Cuando centramos nuestras ansias de amor en nuestros amigos (incluso cuando tenemos parejas románticas), amenazamos la integridad de la amistad y entramos en un enlace peligroso.
Esto no quiere decir que el sexo entre amigos nunca funcione. Una amiga de la familia, a la que llamaré Martha, se acuesta con su mejor amiga y ex compañera de universidad cada vez que visita Portland, Oregón. Russell, el ex, es soltero y mujeriego, pero encantador, de cuya compañía y cuerpo disfruta Martha. Cuando no están haciendo escapadas decadentes en la casa de Russell en Crater Lake, él se encarga de la informática del negocio de flores de Martha en Toronto. Se hablan por teléfono cinco veces a la semana (más que muchos novios que conozco) pero no están enamorados el uno del otro. Comparten un intenso interés común, la compatibilidad erótica. Martha nunca ha tenido «ni una pizca de angustia» por sus fiestas de pijamas trianuales con el rudo Russell. De vez en cuando, los adultos pueden soportar acuerdos que resultan increíbles para las personas menos evolucionadas, como los que tenemos problemas de celos. Pero esta es la rara excepción.

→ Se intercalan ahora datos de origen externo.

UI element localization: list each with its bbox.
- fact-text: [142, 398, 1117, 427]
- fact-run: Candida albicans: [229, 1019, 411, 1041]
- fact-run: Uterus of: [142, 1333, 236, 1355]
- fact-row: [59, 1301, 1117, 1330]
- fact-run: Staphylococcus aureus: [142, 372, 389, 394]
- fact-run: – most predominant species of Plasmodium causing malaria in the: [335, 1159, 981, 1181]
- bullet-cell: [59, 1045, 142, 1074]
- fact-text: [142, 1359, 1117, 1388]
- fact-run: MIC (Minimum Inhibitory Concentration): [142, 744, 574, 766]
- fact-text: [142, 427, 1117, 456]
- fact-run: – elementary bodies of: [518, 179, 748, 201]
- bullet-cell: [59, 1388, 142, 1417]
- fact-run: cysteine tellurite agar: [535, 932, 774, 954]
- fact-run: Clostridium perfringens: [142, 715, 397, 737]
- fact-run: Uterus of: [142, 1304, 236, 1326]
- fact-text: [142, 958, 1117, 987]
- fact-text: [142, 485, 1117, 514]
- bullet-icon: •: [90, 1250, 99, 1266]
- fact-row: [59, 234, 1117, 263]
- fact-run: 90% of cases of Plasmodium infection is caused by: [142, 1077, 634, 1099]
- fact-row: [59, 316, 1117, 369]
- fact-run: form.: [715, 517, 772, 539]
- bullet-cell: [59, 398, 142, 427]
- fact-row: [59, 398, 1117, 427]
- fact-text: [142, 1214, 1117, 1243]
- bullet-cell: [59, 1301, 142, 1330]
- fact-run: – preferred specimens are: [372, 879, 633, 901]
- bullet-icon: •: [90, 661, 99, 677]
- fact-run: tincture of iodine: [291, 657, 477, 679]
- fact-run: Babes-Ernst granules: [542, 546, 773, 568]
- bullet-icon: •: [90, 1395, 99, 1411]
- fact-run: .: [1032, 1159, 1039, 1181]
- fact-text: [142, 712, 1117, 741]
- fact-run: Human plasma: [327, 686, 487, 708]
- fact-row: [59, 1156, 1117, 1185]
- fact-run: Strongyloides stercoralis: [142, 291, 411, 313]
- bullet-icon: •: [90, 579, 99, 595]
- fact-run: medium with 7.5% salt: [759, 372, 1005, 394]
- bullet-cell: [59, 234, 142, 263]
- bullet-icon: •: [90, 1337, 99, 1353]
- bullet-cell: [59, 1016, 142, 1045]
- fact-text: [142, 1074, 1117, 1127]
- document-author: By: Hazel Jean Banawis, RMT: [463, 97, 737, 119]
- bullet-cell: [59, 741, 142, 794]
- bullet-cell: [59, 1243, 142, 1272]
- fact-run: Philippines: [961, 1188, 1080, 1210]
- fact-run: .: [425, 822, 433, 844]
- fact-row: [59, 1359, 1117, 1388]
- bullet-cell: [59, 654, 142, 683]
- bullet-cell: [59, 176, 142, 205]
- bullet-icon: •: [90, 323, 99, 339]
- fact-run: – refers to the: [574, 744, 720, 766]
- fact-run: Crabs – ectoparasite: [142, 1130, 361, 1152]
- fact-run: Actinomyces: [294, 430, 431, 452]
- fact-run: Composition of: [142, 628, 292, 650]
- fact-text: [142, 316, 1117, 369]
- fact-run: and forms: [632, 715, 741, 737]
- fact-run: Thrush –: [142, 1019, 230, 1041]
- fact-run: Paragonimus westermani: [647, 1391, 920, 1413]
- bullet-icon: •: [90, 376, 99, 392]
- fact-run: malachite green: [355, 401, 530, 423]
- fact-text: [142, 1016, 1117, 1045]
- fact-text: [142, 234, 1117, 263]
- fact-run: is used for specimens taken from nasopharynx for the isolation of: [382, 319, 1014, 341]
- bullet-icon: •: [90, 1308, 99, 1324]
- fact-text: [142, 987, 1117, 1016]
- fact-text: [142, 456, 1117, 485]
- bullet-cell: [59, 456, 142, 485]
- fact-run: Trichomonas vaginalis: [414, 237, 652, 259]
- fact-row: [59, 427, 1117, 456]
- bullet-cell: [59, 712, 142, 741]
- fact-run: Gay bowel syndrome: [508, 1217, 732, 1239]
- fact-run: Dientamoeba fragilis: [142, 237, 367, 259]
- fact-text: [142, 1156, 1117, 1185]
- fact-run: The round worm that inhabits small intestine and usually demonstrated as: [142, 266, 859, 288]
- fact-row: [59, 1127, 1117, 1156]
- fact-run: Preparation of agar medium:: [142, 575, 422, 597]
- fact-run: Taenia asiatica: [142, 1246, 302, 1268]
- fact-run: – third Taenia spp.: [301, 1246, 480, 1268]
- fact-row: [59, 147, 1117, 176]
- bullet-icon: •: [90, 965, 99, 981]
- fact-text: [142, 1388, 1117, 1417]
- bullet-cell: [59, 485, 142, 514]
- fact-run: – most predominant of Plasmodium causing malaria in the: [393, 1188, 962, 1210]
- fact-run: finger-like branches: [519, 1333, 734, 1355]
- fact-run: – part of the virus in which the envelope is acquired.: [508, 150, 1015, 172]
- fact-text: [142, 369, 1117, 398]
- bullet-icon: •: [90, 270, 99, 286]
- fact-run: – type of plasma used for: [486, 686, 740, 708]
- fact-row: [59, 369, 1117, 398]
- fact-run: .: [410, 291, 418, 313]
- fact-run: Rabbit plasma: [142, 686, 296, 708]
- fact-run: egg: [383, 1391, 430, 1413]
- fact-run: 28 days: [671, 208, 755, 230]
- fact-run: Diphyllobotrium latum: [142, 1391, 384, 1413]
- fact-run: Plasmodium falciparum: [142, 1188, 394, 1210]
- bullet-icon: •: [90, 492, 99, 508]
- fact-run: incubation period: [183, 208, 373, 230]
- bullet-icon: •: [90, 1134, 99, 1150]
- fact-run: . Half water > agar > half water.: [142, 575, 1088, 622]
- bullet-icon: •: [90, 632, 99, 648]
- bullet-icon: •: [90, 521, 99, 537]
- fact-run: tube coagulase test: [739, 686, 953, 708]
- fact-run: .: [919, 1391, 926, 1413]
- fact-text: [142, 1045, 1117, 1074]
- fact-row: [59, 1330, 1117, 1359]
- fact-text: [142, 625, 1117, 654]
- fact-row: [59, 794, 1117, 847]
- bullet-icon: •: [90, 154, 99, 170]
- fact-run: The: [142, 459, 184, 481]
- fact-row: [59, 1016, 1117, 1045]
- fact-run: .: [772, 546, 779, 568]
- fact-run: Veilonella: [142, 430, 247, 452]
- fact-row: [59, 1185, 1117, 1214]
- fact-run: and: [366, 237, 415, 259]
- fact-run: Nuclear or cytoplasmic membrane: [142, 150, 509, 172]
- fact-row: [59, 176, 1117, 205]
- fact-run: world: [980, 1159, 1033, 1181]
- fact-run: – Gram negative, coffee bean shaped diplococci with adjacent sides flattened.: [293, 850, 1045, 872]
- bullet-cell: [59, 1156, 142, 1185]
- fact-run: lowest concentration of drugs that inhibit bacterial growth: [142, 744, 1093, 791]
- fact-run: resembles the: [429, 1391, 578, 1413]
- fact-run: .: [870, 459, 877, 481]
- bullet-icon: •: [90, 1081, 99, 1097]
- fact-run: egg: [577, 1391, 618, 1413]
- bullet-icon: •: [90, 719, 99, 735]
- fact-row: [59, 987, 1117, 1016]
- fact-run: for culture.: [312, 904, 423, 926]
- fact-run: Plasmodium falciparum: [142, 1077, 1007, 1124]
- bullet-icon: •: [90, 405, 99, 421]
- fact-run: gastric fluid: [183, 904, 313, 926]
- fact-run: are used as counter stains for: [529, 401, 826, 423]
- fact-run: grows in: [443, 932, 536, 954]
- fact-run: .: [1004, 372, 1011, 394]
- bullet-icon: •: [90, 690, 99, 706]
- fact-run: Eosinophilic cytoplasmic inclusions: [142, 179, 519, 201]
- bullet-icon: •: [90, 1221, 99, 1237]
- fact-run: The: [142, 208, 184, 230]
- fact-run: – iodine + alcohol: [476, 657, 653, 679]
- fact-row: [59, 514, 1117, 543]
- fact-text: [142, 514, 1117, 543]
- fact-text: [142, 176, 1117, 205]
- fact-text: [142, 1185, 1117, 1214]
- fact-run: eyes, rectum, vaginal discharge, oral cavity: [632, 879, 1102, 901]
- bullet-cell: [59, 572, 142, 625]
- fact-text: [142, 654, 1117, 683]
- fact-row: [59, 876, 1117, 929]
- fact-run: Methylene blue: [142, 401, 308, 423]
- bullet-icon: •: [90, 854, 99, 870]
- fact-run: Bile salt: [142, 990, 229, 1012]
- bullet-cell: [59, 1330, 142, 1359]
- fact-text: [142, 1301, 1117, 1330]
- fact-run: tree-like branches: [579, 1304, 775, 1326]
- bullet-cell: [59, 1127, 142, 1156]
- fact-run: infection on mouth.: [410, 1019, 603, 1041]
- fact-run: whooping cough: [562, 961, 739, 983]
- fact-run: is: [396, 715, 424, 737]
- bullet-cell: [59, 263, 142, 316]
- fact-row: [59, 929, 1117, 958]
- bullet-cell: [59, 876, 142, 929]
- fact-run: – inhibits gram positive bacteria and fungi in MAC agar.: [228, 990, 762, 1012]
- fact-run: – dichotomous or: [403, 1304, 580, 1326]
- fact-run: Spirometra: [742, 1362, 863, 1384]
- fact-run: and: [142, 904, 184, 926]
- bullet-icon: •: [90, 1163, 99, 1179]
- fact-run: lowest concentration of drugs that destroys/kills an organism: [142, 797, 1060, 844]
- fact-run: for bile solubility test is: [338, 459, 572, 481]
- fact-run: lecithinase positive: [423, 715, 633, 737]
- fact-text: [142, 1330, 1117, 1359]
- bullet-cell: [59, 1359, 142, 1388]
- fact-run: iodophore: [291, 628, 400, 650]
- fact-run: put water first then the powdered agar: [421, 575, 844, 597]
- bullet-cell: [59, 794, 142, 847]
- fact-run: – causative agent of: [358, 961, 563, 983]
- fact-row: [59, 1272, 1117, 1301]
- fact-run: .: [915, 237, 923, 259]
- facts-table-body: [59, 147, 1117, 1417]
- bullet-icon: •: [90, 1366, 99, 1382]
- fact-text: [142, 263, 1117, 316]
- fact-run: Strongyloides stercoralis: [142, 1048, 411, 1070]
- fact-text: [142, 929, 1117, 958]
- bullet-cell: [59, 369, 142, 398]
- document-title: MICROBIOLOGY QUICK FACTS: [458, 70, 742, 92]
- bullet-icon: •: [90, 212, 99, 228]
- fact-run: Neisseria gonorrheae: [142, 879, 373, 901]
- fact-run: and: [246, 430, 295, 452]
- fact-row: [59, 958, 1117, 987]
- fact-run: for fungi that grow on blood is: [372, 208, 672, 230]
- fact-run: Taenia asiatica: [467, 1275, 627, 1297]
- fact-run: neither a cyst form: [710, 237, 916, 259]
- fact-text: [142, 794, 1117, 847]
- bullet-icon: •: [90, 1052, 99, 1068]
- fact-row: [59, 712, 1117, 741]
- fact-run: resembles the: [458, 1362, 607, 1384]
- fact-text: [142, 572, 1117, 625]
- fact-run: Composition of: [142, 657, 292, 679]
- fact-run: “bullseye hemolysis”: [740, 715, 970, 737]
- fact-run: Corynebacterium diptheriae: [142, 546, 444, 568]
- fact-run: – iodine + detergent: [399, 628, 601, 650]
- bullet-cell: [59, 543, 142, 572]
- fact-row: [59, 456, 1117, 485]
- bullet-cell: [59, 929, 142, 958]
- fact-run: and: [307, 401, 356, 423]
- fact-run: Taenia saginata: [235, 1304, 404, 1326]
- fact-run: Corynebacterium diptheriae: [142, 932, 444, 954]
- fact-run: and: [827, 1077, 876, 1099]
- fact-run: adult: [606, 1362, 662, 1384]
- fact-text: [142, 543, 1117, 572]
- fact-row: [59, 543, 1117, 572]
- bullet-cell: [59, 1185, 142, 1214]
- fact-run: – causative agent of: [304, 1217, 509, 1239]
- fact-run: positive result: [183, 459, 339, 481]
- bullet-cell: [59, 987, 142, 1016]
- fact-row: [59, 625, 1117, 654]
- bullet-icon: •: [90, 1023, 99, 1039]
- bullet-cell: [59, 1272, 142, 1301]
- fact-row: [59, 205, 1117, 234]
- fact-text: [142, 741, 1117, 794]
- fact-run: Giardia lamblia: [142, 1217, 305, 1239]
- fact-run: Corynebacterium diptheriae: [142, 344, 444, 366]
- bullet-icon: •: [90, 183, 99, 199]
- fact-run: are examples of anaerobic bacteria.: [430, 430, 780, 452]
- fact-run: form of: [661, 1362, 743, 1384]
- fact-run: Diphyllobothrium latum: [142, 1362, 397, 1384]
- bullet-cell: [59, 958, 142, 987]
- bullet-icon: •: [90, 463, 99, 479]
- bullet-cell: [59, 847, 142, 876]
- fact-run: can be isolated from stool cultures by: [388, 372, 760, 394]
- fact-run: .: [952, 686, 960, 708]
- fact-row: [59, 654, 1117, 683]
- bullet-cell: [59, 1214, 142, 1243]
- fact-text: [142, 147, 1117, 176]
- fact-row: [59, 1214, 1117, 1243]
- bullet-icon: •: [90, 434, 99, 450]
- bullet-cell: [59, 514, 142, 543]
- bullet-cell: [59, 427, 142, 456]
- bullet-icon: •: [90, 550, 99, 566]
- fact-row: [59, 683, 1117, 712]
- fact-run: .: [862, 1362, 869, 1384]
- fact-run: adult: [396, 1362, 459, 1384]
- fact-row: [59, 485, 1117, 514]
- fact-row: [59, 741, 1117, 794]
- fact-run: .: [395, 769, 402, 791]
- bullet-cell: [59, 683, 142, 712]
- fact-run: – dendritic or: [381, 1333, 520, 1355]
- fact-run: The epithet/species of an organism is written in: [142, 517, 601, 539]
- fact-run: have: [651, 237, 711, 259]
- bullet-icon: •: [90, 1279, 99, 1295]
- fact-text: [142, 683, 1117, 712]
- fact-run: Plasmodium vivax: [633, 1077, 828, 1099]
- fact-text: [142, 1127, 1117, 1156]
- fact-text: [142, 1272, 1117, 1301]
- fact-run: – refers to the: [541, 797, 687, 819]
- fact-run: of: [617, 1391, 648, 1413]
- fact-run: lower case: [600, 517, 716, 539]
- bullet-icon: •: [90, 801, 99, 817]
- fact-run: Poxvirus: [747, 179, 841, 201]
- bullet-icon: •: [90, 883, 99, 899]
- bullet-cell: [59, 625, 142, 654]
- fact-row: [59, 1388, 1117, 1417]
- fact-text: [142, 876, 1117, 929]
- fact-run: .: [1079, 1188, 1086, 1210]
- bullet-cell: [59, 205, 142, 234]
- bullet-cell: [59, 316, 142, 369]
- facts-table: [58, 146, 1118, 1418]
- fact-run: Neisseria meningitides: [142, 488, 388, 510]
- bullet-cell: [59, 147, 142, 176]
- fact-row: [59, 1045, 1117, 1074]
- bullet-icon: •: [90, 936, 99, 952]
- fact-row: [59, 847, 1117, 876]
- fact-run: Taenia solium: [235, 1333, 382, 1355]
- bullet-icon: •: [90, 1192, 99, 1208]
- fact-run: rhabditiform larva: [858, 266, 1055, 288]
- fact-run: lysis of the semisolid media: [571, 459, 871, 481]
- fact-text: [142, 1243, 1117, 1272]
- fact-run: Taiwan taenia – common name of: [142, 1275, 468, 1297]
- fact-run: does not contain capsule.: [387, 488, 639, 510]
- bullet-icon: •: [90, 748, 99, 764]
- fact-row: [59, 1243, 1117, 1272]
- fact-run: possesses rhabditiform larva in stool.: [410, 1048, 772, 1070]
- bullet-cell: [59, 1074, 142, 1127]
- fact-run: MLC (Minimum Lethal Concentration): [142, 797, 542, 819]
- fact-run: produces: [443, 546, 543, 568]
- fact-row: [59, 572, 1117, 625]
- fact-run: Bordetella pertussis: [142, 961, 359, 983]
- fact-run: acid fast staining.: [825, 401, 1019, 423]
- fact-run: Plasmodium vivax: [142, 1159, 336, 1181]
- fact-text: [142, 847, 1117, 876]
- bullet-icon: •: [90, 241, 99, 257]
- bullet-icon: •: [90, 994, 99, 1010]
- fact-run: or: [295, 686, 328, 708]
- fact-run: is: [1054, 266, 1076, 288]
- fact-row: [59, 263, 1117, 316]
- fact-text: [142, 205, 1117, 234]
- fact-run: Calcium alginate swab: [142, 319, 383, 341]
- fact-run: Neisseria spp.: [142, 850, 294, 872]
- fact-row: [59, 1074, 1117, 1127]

Por suerte, Agnes y yo seguimos siendo cercanas. Después de un periodo de relativo distanciamiento (acordado mutuamente debido a mis celos infantiles), reiniciamos nuestro vínculo y volvimos a poner en su sitio nuestra profunda amistad. Ahora, cuando Agnes me habla de sus hombres, me siento feliz, no celoso, y espero de verdad que encuentre la felicidad con alguien que sea digno de ella, alguien que pueda salvar el caos de Eros y ser también un verdadero amigo para ella, un hombre que la mire a los ojos pero que también esté a su lado, contemplando el mundo juntos. Un amante puede hacer eso. Un amigo no puede.